Esta vivencia de Incháustegui detalla, en parte, la miseria rural que abatía a los campos circunvecinos de Baní. Esta anécdota debió vivirla el poeta en 1934, ya que en 1936 entró al periodismo como empleado del Listín Diario, mejorando sus ingresos:

 «Mis ingresos subieron, sobre todo los fijos: de $27.50 a $48.00 […] Pude poner casa aparte, tener una criada que lo hacía todo y prepararnos a recibir otro hijo: Joaquín” («El Pozo muerto» p. 93).

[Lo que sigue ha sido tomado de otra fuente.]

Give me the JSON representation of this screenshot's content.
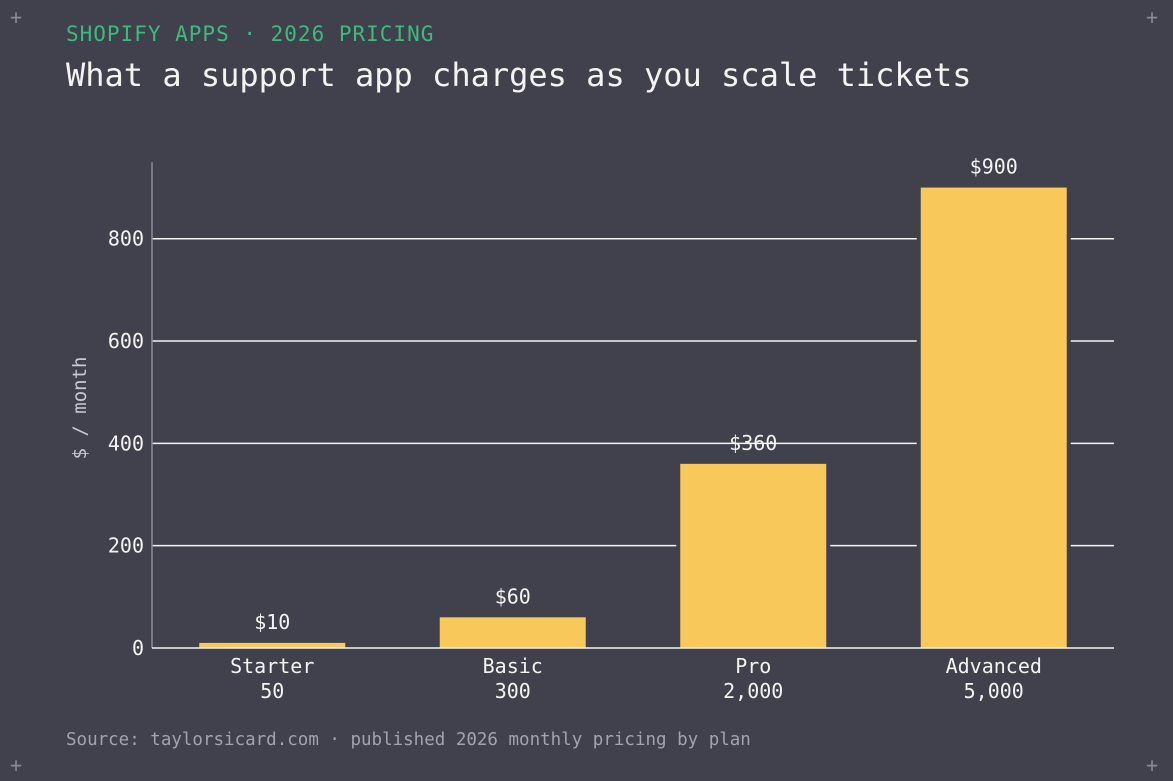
{
  "header": {
    "kicker": "SHOPIFY APPS · 2026 PRICING",
    "title": "What a support app charges as you scale tickets"
  },
  "footer": {
    "source": "Source: taylorsicard.com · published 2026 monthly pricing by plan"
  },
  "decor": {
    "corner_glyph": "+"
  },
  "colors": {
    "background": "#41404d",
    "bar": "#f9c85a",
    "grid": "#f4f3f1",
    "accent": "#3dba7e"
  },
  "chart_data": {
    "type": "bar",
    "categories": [
      "Starter",
      "Basic",
      "Pro",
      "Advanced"
    ],
    "subcategories": [
      "50",
      "300",
      "2,000",
      "5,000"
    ],
    "values": [
      10,
      60,
      360,
      900
    ],
    "data_labels": [
      "$10",
      "$60",
      "$360",
      "$900"
    ],
    "ylabel": "$ / month",
    "ylim": [
      0,
      950
    ],
    "yticks": [
      0,
      200,
      400,
      600,
      800
    ],
    "grid": true
  }
}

 Aún inmerso en una relativa estrechez económica, Incháustegui anexó a su poética las argumentaciones inmersas en ese neurálgico periodo comprendido entre 1939-45, definido por el triste final de la Guerra Civil Española y el horrible comienzo de la Segunda Guerra Mundial, en donde se profundizaron las contradicciones políticas, ideológicas y sociales que reconfiguraron el orden planetario.

Incháustegui Cabral, entonces, produjo una poética que asimiló el sistema de miseria y riqueza que instauró la dictadura y se emparentó con el postumismo. En «El pozo muerto», Incháustegui enuncia que «a mí me perdieron, para el verso tradicional […] Moreno Jiménez y Vigil Díaz» (p.163).

 Sin modificar su itinerario hacia lo social, prosiguió escribiendo apegado a una versificación sin la atadura a un metro exigente, cerrado. La ofuscación ideológica de aquella época la expresa Incháustegui, visiblemente, en «Una carta a Niña la de Paya», en donde explica a la destinataria:

 «Yo que anduve la física descalzo de prejuicios / y sé pronunciar los nombres de Marx y Bakunin / Ante mí, Niña Payesa, / no le des libertad a la paloma de tu sueño, / porque soy un hosco ‘guaraguao’ materialista». («Poemas de una sola angustia», ed. cit., p.64).